I don't think we agree waybread. I don't believe in telling people what they should do with their personal lives. According to your statement, you are stating what men in certain position should or should not do. I have never said what men should or should not do. I just said that men, don't seem to want to get married, but at no point I cast judgement on what they do, or issued a recommendation on what they should do.
Are you kidding me? Most of your posts have been precisely about telling pregnant women what they should and shouldn't do!!!!
My saying that if men do not want to get married they shouldn't get married is not "telling them what to do." They've made their decision. I'm merely affirming it.
The divorce system is too biased against men to be considered "fair", or at least this is the perception that men hold; in any case, the financial risk of divorce is much higher than the financial perks of marriage. Just not a good investment.
This is your belief, Dirius. I've explained multiple times why you cannot over-generalize about this. You have to look at major factors that you refuse to consider. Please keep in mind that for most people, money is not the only or even primary determinant of whether they choose to marry, partner, date, or become a total hermit.
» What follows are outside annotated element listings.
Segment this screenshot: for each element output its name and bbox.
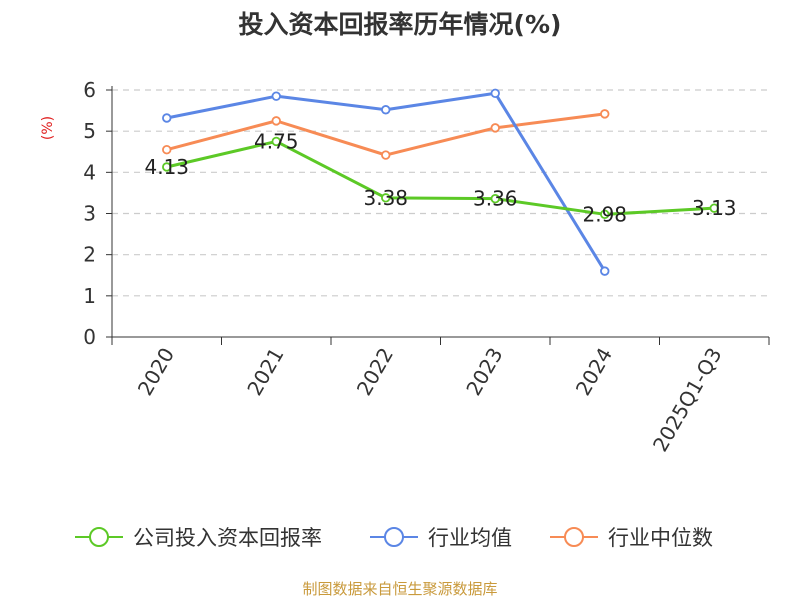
- y-tick-label-1: 1: [83, 284, 96, 308]
- data-point-2-2: [381, 150, 391, 160]
- data-label-2: 3.38: [363, 186, 408, 210]
- x-tick-labels: 2020 2021 2022 2023 2024 2025Q1-Q3: [133, 344, 727, 456]
- data-point-1-2: [381, 105, 391, 115]
- series-1: [162, 88, 610, 276]
- series-line-2: [166, 112, 605, 157]
- x-tick-label-2025Q1-Q3: 2025Q1-Q3: [648, 344, 727, 456]
- data-point-2-3: [490, 123, 500, 133]
- y-tick-label-5: 5: [83, 119, 96, 143]
- data-label-4: 2.98: [582, 202, 627, 226]
- series-line-1: [166, 91, 607, 272]
- data-point-0-5: [709, 203, 719, 213]
- data-label-1: 4.75: [254, 129, 299, 153]
- x-tick-label-2023: 2023: [461, 344, 507, 400]
- data-point-1-1: [271, 91, 281, 101]
- x-tick-label-2021: 2021: [242, 344, 288, 400]
- data-point-1-3: [490, 88, 500, 98]
- grid-lines: [112, 89, 769, 297]
- legend-marker-0: [89, 527, 109, 547]
- axes: [106, 86, 770, 345]
- x-tick-label-2020: 2020: [133, 344, 179, 400]
- legend: 公司投入资本回报率 行业均值 行业中位数: [75, 526, 713, 550]
- source-note: 制图数据来自恒生聚源数据库: [302, 580, 497, 598]
- y-tick-label-3: 3: [83, 202, 96, 226]
- series-lines: [162, 88, 719, 276]
- data-point-0-3: [490, 193, 500, 204]
- legend-marker-2: [564, 527, 584, 547]
- data-point-2-4: [600, 109, 610, 119]
- y-tick-label-0: 0: [83, 325, 96, 349]
- legend-label-0: 公司投入资本回报率: [133, 526, 322, 550]
- data-point-0-2: [381, 193, 391, 203]
- data-point-1-4: [600, 266, 610, 276]
- x-tick-label-2024: 2024: [571, 344, 617, 400]
- x-tick-label-2022: 2022: [352, 344, 398, 400]
- series-line-0: [166, 139, 715, 216]
- y-tick-label-2: 2: [83, 243, 96, 267]
- legend-label-2: 行业中位数: [608, 526, 713, 550]
- y-tick-label-4: 4: [83, 160, 96, 184]
- y-tick-label-6: 6: [83, 78, 96, 102]
- legend-label-1: 行业均值: [428, 526, 512, 550]
- data-point-2-1: [271, 116, 281, 126]
- data-label-5: 3.13: [692, 196, 737, 220]
- data-point-0-0: [162, 162, 172, 172]
- chart-title: 投入资本回报率历年情况(%): [239, 10, 562, 39]
- data-label-0: 4.13: [144, 155, 189, 179]
- data-point-1-0: [162, 113, 172, 123]
- legend-marker-1: [384, 527, 404, 547]
- series-2: [162, 109, 610, 160]
- y-tick-labels: 0 1 2 3 4 5 6: [83, 78, 96, 349]
- data-point-2-0: [162, 144, 172, 155]
- data-point-0-1: [271, 136, 281, 147]
- data-labels: 4.13 4.75 3.38 3.36 2.98 3.13: [144, 129, 736, 226]
- data-label-3: 3.36: [473, 187, 518, 211]
- series-0: [162, 136, 719, 220]
- data-point-0-4: [600, 209, 610, 220]
- y-axis-label: (%): [40, 116, 56, 140]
You can keep your money and never know what it is like to be deeply loved by a woman, or by your own little son or daughter. You can keep your money and never address that fear of abandonment, that fear that someone might take advantage of you. But there is a big cost to you, at the end of the day.
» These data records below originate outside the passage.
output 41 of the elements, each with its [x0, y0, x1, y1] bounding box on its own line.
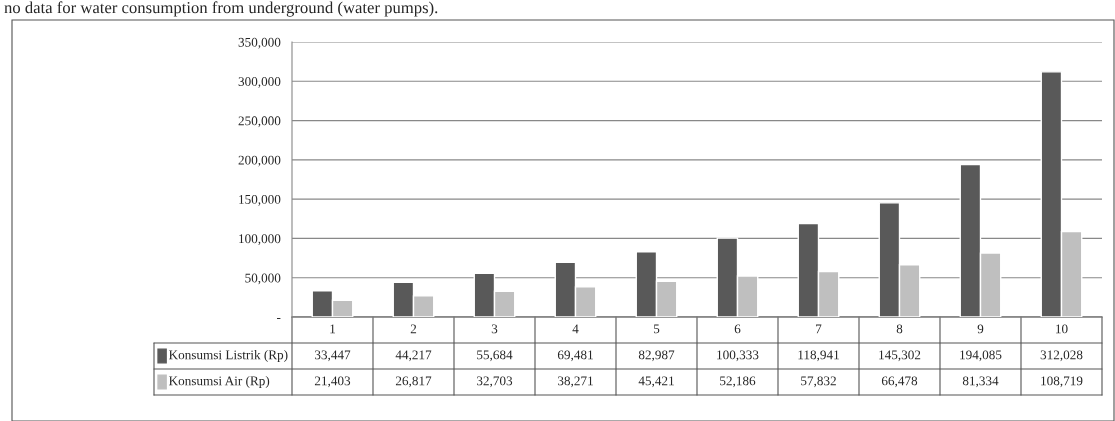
x-tick-label: 5 [653, 324, 660, 334]
data-label: 145,302 [879, 350, 921, 362]
data-label: 45,421 [638, 376, 674, 388]
data-label: 33,447 [314, 350, 351, 362]
y-tick-label: - [276, 317, 281, 319]
legend-label: Konsumsi Listrik (Rp) [168, 350, 288, 362]
legend-label: Konsumsi Air (Rp) [168, 376, 270, 388]
data-label: 312,028 [1040, 350, 1083, 362]
y-tick-label: 50,000 [245, 273, 281, 285]
data-label: 32,703 [476, 376, 513, 388]
data-label: 57,832 [801, 376, 836, 388]
data-label: 194,085 [960, 350, 1002, 362]
data-label: 118,941 [798, 350, 839, 362]
y-tick-label: 200,000 [238, 155, 281, 167]
x-tick-label: 9 [977, 324, 984, 334]
data-label: 100,333 [717, 350, 759, 362]
data-label: 26,817 [395, 376, 432, 388]
data-label: 21,403 [314, 376, 351, 388]
y-tick-label: 100,000 [239, 234, 281, 246]
data-label: 69,481 [557, 350, 593, 362]
x-tick-label: 6 [734, 324, 741, 334]
data-label: 108,719 [1041, 376, 1083, 388]
x-tick-label: 3 [491, 324, 498, 334]
data-label: 81,334 [962, 376, 999, 388]
data-label: 82,987 [638, 350, 675, 362]
y-tick-label: 250,000 [238, 116, 281, 128]
x-tick-label: 7 [816, 324, 822, 334]
y-tick-label: 350,000 [238, 37, 281, 49]
data-label: 52,186 [720, 376, 756, 388]
y-tick-label: 150,000 [239, 194, 281, 206]
x-tick-label: 4 [572, 324, 579, 334]
data-label: 44,217 [395, 350, 432, 362]
data-label: 55,684 [477, 350, 513, 362]
x-tick-label: 8 [896, 324, 903, 334]
x-tick-label: 2 [410, 324, 417, 334]
data-label: 38,271 [557, 376, 593, 388]
x-tick-label: 1 [330, 324, 336, 334]
y-tick-label: 300,000 [238, 77, 281, 88]
data-label: 66,478 [881, 376, 918, 388]
text: no data for water consumption from underground (water pumps). [4, 1, 438, 17]
x-tick-label: 10 [1056, 324, 1068, 334]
I don't know the pharmacological effect of the morning after pill - what I know is that it supposedly prevents fertilization and ovulation. If this is the case, I have no problem with it, go ahead and use the morning after pill as much as you want.
Seriously? LOL. Dirius, I'm an old lady. My days of worrying about an unwanted pregnancy are long over.
But now who's telling people what they should or shouldn't do?
Yes abortion is not a crime in the U.S. Killing a woman for certain reasons isn't a crime in parts of the middle-east sub continent. Legality of something doesn't make it good or bad. Mental anguish does not morally justify you to end someone elses life.
Dirius, I'm not ending someone else's life.
But here's where the hypocrisy comes in. Lives get terminated all the time, but you're not complaining about the other causes. For example:
*The family decides to take Granny off life-support in the hospital.
*Death penalty (state-sanctioned killing.)
*Warfare (state sanctioned killing)
*Reckless driving (vehicular homicide)
* false belief in self-defense-- where the other party was not armed or dangerous
*police shootings of unarmed and not-dangerous suspects.
*involuntary manslaughter
*ignoring famine victims
*insurance companies denying patients life-saving treatments
It's a much longer list. In my examples, the dead were actual living people, however, not embryos or non-viable fetuses.
I've read the full court disclosure, and they do mention that the law of the U.S. does not recognize the fetus as a person. I do conscede that point there, and I was wrong about Roe v Wade.
However, reading further, there are now laws and rulings which do suggest the fetus is alive while in the uterus - considering roe v wade is a 50 year old ruling when limited technology was available, does actually provide more chances of stopping abortion.
Thanks for checking up on this.
Yes, the fetus is alive, but it is not a person. It may become a person, or it might not.